20 DE SETEMBRO DE 2021
DAVID COIMBRA
A noite que passei no Palácio do Prazer
Eu andei de trem húngaro. Está certo, faz tempo, mas a impressão que tenho é de que os nossos trens húngaros não perdiam para o TGV francês ou para o trem-bala japonês. Era um trem confortável, quase luxuoso, só que com a passagem cara para quem mal começava na profissão, como o degas aqui, no início dos anos 80.

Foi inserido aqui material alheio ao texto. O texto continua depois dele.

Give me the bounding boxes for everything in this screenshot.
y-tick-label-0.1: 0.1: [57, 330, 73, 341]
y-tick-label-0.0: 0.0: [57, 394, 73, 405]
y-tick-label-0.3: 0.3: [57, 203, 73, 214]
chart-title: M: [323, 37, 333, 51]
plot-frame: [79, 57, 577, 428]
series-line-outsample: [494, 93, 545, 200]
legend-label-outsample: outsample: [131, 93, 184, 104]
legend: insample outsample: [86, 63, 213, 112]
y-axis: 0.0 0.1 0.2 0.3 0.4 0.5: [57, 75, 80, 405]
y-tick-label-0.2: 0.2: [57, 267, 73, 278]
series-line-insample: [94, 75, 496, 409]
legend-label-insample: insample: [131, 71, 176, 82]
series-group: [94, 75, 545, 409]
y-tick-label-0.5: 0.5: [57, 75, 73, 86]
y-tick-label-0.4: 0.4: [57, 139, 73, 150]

Naquela época, eu trabalhava no famoso Departamento de Promoção e Assessoria de Imprensa da Livraria, Editora e Distribuidora Sulina. Meu chefe era o Sérgio Lüdtke. Um dia, recebemos a incumbência de organizar a sessão de autógrafos do livro Um Hóspede na Sacada, do Liberato Vieira da Cunha, em Cachoeira do Sul.
Bem. O Liberato e o Sérgio são de Cachoeira do Sul. Logo, o lançamento do livro certamente seria um sucesso. Tanto que o próprio dono da Sulina, o Leopoldo Boeck Filho, decidiu que compareceria ao evento.
Às vezes repito umas histórias, mas acho que essa nunca contei, devido ao seu desfecho comprometedor para mim e para o Sérgio. Mas agora vou em frente. Seja o que Deus quiser.
Eu gostava muito do Leopoldo, mas sentia certo medo dele. Afinal, tratava-se do capo di tutti capi da firma. Quando ele passava diante do nosso departamento, caminhando com as costas eretas, o queixo erguido de contentamento, nós ficávamos em estado de alerta. "Olha o Leopoldo aí! Olha o Leopoldo aí!"
Naquela noite de autógrafos, o Leopoldo ficou satisfeito. Como esperávamos, foi um evento bem-sucedido. Vendemos dezenas de livros, e o Liberato passou horas fazendo dedicatórias. Depois disso, ele foi jantar com o Leopoldo, que, antes de nos deixar, avisou:
- Vamos voltar nós três de madrugada, de trem húngaro.
Uau! Nunca havia andado de trem húngaro até então. Só ouvia maravilhas a respeito. Não recordo exatamente que hora da madrugada o trem chegaria a Cachoeira, mas o certo é que tínhamos bastante tempo. Como o Leopoldo continuou com o Liberato, num jantar tardio, o Sérgio propôs:
- Vamos ao Palácio do Prazer?
Duplo uau! Palácio do Prazer? Não conhecia, mas, com esse nome, o lugar na certa era alegre. Sorri para o Sérgio: - Palácio do Prazer! É onde quero estar numa noite como essa!
E lá fomos nós. Era uma boate onde garotas jovens e atraentes se dispunham a entreter a clientela, desde que fossem bem remuneradas. Pedimos uns drinques e logo umas três ou quatro pequenas flores do Vale do Jacuí se acercaram da nossa mesa. Empreendemos uma animada conversa, enquanto sorvíamos dos nossos copos e volta e meia gritávamos para o garçom:
- Tábata quer mais um martíni! Decidimos, eu e o Sérgio, que não ousaríamos fazer qualquer proposta romântica para as moças, por absoluta falta de fundos.
Assim, continuamos bebendo e conversando inocentemente, até que chegou a hora de pagar a conta. Então... Oh, minha Nossa Senhora! Os drinques saíram muito mais caro do que esperávamos. E agora? Já estava na hora de irmos para a Estação Ferroviária.
- O que vamos fazer? - perguntei ao Sérgio, enquanto reparava no olhar hostil dos seguranças da casa.
Ele: - Bem. Estou com o dinheiro das vendas do livro do Liberato... Desta forma, a literatura salvou nossas vidas.
O problema é que ainda tínhamos de pagar aquela conta para a Sulina, e era muito mais do que ganhávamos. O jeito era confessar o crime ao Leopoldo e esperar que ele fosse complacente. Lembro de nós sentados em torno à mesa do vagão do trem húngaro, tomando café e pedindo perdão. O Leopoldo ouviu tudo em silêncio e, depois, deu o veredito:
- Gastaram em sacanagem! Vão ter que pagar! Eu e o Sérgio passamos 24 horas angustiados, pensando em como faríamos para quitar aquela dívida. Nos tornaríamos escravos da Sulina! Mas, no outro dia, o Leopoldo surgiu no departamento sorrindo e disse:
- Não se assustem. Eu pago a conta. Imagino se ia sacanear quem gastou em sacanagem.
Esse era o Leopoldo. Mas contei toda essa história porque o Liberato me enviou uma mensagem a respeito de uma crônica minha. Escrevi demais e terei de falar da mensagem amanhã. Aguarde.